By Colorado Review Associate Editor Evan Senie

At four o’clock in the morning I finally left my bed, worried that my tossing and turning was keeping my girlfriend up. I took a blanket and my computer, went downstairs, and sat on the couch. I opened my laptop and pulled up the tab I’ve had open for two weeks now. It’s a website that updates every minute with total COVID-19 cases around the world. They’re broken down by country, region, and state. Today’s new cases have their own column. There’s another for serious cases, another for total deaths. Numbers and data are the lens through which I’m most comfortable looking at the world, but even for me the site is overwhelming. I don’t know how to process that amount of suffering.

My girlfriend and I have spent almost all of our time recently in my tiny apartment. Almost every day she goes on a long run. I’ve started running too, just a couple miles around City Park, panting and doubled over by the end. We take walks, too. Around the neighborhood, to the store, where we bring Clorox wipes and make sure to leave no trace of our skin, of whatever we might be carrying, on any surfaces. Inside and outside have fractured, become separate worlds, one intimate and the other careful, measured. There are exceptions. On my run yesterday it was sunny and warm. There were lots of people in the park. I watched couples walk together, passed a middle-aged man swinging by himself in an empty playground. I ran past an elderly lady, limping along the path, and she smiled at me, said that now we all have to get our exercise, even her. At the grocery store I watched people thank the young man unloading boxes, listened as he told them to have a nice day.

I thought about writing a blog post arguing that in times like these, perhaps more than any other, we need art, need creative writing. That’s probably true. But it’s not like we need writing in a way that we don’t need other things. FaceTime calls with friends and family, Netflix, good recipes for all the canned food in the pantry. People are making decisions they’ve never had to make before, dealing with circumstances that are new and scary. It seems like forever ago, but it’s really been just a few weeks: I watched our editor in chief, Stephanie G’Schwind, handle the decision about whether to go to AWP with grace, compassion, and patience. Most of all, she handled it with empathy. She left space for people to deal with the situation however it made sense to them; she was supportive and composed. People everywhere are having to decide how to make a living, having to weigh benefits and costs without sufficient information. Colorado Review is doing this too. We can no longer bring our staff into the office. We’ve temporarily lost the physical space in which we create our own little community. But we’re still reading, still poring over pages looking for writing that breathes and lives, that finds beauty, even if that beauty exists in the sharing of hardship. Writing doesn’t give us something exclusive, but good writing is about exploration, about honoring the uniqueness of lived experience, about empathy.

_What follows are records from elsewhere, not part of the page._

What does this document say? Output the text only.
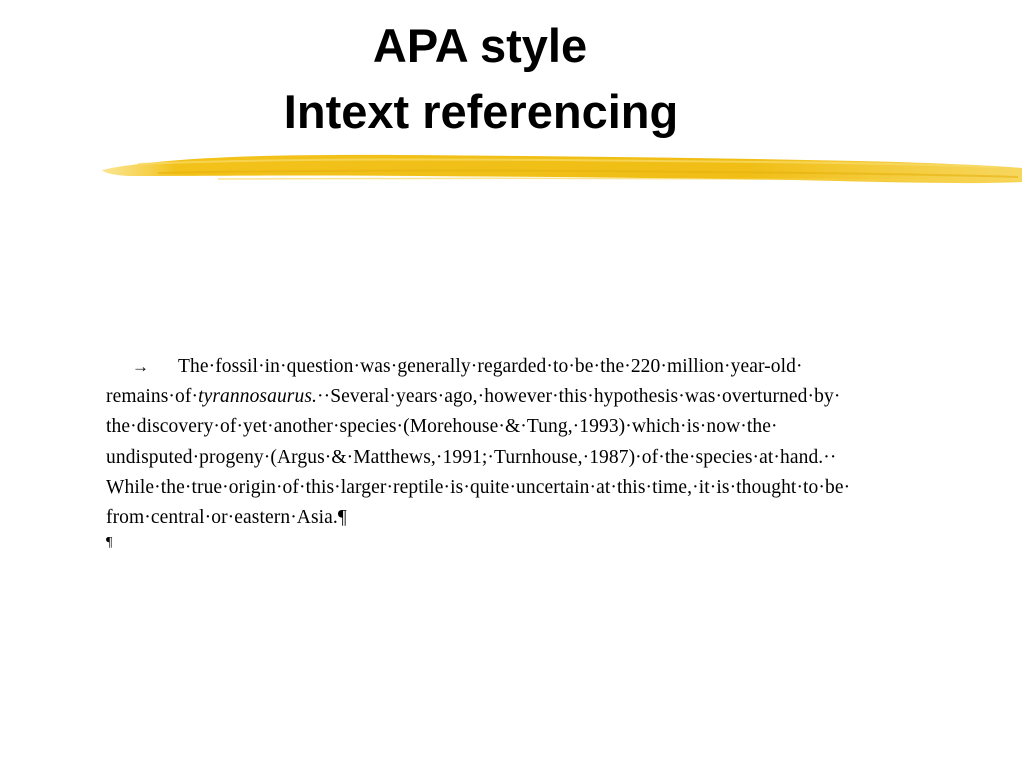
APA style
Intext referencing
→ The·fossil·in·question·was·generally·regarded·to·be·the·220·million·year-old·
remains·of·tyrannosaurus.··Several·years·ago,·however·this·hypothesis·was·overturned·by·
the·discovery·of·yet·another·species·(Morehouse·&·Tung,·1993)·which·is·now·the·
undisputed·progeny·(Argus·&·Matthews,·1991;·Turnhouse,·1987)·of·the·species·at·hand.··
While·the·true·origin·of·this·larger·reptile·is·quite·uncertain·at·this·time,·it·is·thought·to·be·
from·central·or·eastern·Asia.¶
¶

As I sat there, huddled on the couch, refreshing the statistics, I thought about exponential growth, about hospital shortages. I looked at each state, each country, tried to bend the numbers into the future, tried to see what was in store. I had thought maybe I’d spend the rest of the night down there, alone, not being a bother. In the end I found that I couldn’t do it, didn’t want to, and I shut my computer, went back upstairs, climbed into bed next to my girlfriend, and finally, at some point, slept.